Moldova seeks interceptor drones, Sandu urges new defense laws
Moldova wants interceptor drones and looser defense laws as Russian drones keep crossing its skies. Sandu said the neutral state cannot stay defenseless.
Maia Sandu said Moldova urgently needed high-technology interceptor drones and new laws to make them easier to produce, arguing that a neutral country could not afford to stay exposed as Russian drones crossed its airspace and debris fell near its border. Speaking in a podcast with a local blogger, Sandu pushed Chisinau to modernize a defense system that has been forced to confront a war next door without becoming a battlefield itself.

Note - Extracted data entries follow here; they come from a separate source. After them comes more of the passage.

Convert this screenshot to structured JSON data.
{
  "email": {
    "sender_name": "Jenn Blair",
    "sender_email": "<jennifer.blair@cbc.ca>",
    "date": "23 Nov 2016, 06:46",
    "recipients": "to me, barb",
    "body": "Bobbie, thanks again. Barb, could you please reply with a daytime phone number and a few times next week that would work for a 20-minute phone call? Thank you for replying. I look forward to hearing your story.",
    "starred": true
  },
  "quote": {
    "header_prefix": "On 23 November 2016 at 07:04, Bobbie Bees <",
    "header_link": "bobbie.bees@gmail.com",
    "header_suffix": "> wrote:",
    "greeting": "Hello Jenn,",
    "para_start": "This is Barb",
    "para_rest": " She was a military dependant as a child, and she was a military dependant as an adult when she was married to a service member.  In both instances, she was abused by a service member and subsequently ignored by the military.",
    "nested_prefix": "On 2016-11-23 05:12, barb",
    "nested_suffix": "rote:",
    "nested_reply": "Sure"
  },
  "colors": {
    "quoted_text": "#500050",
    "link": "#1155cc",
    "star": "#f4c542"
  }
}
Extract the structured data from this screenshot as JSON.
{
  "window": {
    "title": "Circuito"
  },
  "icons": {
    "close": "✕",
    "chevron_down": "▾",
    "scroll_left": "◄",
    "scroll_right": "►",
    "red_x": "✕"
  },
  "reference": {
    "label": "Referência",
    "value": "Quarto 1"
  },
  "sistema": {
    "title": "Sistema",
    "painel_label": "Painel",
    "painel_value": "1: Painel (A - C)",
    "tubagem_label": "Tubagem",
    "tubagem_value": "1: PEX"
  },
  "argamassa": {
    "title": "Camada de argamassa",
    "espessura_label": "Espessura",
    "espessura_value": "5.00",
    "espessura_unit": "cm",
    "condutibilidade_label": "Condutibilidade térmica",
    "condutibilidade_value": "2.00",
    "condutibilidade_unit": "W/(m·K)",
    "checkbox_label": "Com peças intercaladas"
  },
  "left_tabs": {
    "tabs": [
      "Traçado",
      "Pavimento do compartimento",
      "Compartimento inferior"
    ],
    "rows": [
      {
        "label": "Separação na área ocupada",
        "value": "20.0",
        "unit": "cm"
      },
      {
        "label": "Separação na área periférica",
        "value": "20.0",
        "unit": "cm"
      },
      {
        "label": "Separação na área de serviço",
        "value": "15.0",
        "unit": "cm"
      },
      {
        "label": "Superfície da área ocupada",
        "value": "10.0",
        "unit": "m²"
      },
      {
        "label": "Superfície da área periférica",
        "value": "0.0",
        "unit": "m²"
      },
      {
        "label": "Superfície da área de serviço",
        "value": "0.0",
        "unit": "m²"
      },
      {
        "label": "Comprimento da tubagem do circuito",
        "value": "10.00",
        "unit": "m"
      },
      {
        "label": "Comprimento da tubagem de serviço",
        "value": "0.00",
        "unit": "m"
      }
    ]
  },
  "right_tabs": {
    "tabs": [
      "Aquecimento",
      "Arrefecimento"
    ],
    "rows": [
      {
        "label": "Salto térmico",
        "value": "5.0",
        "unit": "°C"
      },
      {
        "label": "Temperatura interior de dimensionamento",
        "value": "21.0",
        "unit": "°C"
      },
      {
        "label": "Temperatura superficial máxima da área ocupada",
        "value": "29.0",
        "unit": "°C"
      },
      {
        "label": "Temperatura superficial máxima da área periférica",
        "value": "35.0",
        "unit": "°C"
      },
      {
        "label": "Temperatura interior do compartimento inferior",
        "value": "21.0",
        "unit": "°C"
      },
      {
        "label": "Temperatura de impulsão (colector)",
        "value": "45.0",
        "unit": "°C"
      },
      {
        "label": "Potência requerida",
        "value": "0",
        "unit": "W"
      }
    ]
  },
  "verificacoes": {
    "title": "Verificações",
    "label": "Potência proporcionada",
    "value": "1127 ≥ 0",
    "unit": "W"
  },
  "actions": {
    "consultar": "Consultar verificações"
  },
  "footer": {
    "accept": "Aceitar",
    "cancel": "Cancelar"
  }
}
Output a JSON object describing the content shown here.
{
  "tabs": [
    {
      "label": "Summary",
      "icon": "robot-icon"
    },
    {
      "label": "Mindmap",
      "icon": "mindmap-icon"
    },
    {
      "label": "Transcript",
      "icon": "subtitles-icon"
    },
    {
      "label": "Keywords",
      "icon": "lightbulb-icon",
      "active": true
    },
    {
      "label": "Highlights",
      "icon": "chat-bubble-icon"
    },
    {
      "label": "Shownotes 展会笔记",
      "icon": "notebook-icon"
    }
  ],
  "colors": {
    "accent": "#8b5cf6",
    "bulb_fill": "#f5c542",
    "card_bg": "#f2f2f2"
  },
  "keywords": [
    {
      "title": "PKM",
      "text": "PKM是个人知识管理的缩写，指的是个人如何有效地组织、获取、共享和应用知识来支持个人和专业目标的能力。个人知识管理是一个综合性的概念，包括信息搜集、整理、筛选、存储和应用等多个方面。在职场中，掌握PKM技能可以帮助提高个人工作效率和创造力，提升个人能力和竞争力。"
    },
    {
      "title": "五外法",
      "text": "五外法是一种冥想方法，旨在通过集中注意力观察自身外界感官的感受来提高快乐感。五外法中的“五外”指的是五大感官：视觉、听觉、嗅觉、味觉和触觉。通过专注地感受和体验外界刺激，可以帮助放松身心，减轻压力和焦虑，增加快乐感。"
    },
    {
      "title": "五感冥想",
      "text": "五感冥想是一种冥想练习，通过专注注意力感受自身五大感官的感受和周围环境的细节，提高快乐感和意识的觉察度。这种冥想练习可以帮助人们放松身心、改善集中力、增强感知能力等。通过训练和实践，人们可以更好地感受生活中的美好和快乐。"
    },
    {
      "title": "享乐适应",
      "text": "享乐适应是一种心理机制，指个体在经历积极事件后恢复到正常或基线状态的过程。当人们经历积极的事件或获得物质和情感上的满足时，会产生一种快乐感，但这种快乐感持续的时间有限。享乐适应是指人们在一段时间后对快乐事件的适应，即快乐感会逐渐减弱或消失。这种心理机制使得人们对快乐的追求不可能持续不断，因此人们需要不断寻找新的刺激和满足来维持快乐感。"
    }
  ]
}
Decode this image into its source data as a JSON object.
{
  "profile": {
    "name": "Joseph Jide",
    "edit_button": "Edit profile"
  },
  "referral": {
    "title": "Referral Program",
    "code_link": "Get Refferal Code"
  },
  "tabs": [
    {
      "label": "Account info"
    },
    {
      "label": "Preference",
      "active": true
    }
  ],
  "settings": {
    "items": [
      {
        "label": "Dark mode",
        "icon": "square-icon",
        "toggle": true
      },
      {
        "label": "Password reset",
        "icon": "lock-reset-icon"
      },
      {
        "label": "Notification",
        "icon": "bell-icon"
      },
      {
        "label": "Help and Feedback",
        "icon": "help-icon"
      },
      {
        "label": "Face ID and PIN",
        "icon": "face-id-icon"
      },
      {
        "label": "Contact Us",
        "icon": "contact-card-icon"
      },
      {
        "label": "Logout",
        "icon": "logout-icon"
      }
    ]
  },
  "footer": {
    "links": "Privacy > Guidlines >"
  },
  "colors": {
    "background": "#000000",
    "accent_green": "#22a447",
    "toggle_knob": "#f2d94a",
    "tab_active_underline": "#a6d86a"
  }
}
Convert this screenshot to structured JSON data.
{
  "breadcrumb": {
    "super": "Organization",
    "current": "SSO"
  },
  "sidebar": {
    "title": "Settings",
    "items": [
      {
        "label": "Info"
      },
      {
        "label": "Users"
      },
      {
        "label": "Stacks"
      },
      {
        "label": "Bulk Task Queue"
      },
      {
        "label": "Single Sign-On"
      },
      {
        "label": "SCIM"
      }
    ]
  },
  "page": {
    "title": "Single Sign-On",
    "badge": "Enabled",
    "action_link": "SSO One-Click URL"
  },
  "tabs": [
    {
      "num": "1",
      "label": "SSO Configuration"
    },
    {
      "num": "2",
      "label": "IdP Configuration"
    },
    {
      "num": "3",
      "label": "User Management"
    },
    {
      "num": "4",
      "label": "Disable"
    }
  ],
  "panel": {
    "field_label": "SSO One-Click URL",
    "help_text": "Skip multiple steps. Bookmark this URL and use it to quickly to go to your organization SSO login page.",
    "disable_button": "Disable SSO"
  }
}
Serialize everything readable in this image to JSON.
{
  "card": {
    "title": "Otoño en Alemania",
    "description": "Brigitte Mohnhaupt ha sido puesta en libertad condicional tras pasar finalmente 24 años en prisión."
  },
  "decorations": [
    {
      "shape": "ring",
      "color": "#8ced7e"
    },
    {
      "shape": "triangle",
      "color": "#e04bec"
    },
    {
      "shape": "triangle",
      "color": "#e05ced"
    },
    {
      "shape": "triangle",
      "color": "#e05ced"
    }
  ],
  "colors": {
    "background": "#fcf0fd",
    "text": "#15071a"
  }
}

The danger was already plain. Moldova’s military took no action in more than 20 incidents in which Russian drones entered Moldovan airspace or debris landed near settlements. In late November 2025, Moldova temporarily closed its airspace on Nov. 28 and Nov. 29 after drones crossed into the country during a Russian strike on Ukraine, and the government later said six drones had breached its airspace around that period. Kaja Kallas, the European Union’s foreign-policy chief, called the violations unacceptable and a threat to civilian air traffic.

Sandu went further than calling for better defenses. She said the government should prepare legal amendments that would allow public-private partnerships in weapons development and open the door to foreign investment in the sector. That would mark a significant shift for Moldova, whose constitution defines the republic as a neutral state and does not allow the stationing of foreign troops on its territory.
The pressure to move faster has also pushed Moldova toward Ukraine, where the military and defense industry have become a reference point for interceptor-drone expertise after more than four years of war. Sandu said Moldova had already begun consultations with Kyiv on drone development and said, “Ukrainians are the best in terms of interceptor drones.” Officials in Chisinau have also been weighing anti-drone and electronic jamming capabilities, reflecting the view that Moldova lacks the technology and specialized expertise to handle the threat alone.
The stakes extend beyond border security. Moldova became a European Union candidate country in June 2022 and formally opened accession negotiations in June 2024, making air defense part of its wider European integration agenda. With Romania, a NATO member, just across the border, the debate has become a test of how a small state on Europe’s eastern frontier can build enough industrial capacity and legal flexibility to survive the war’s spillover without abandoning neutrality.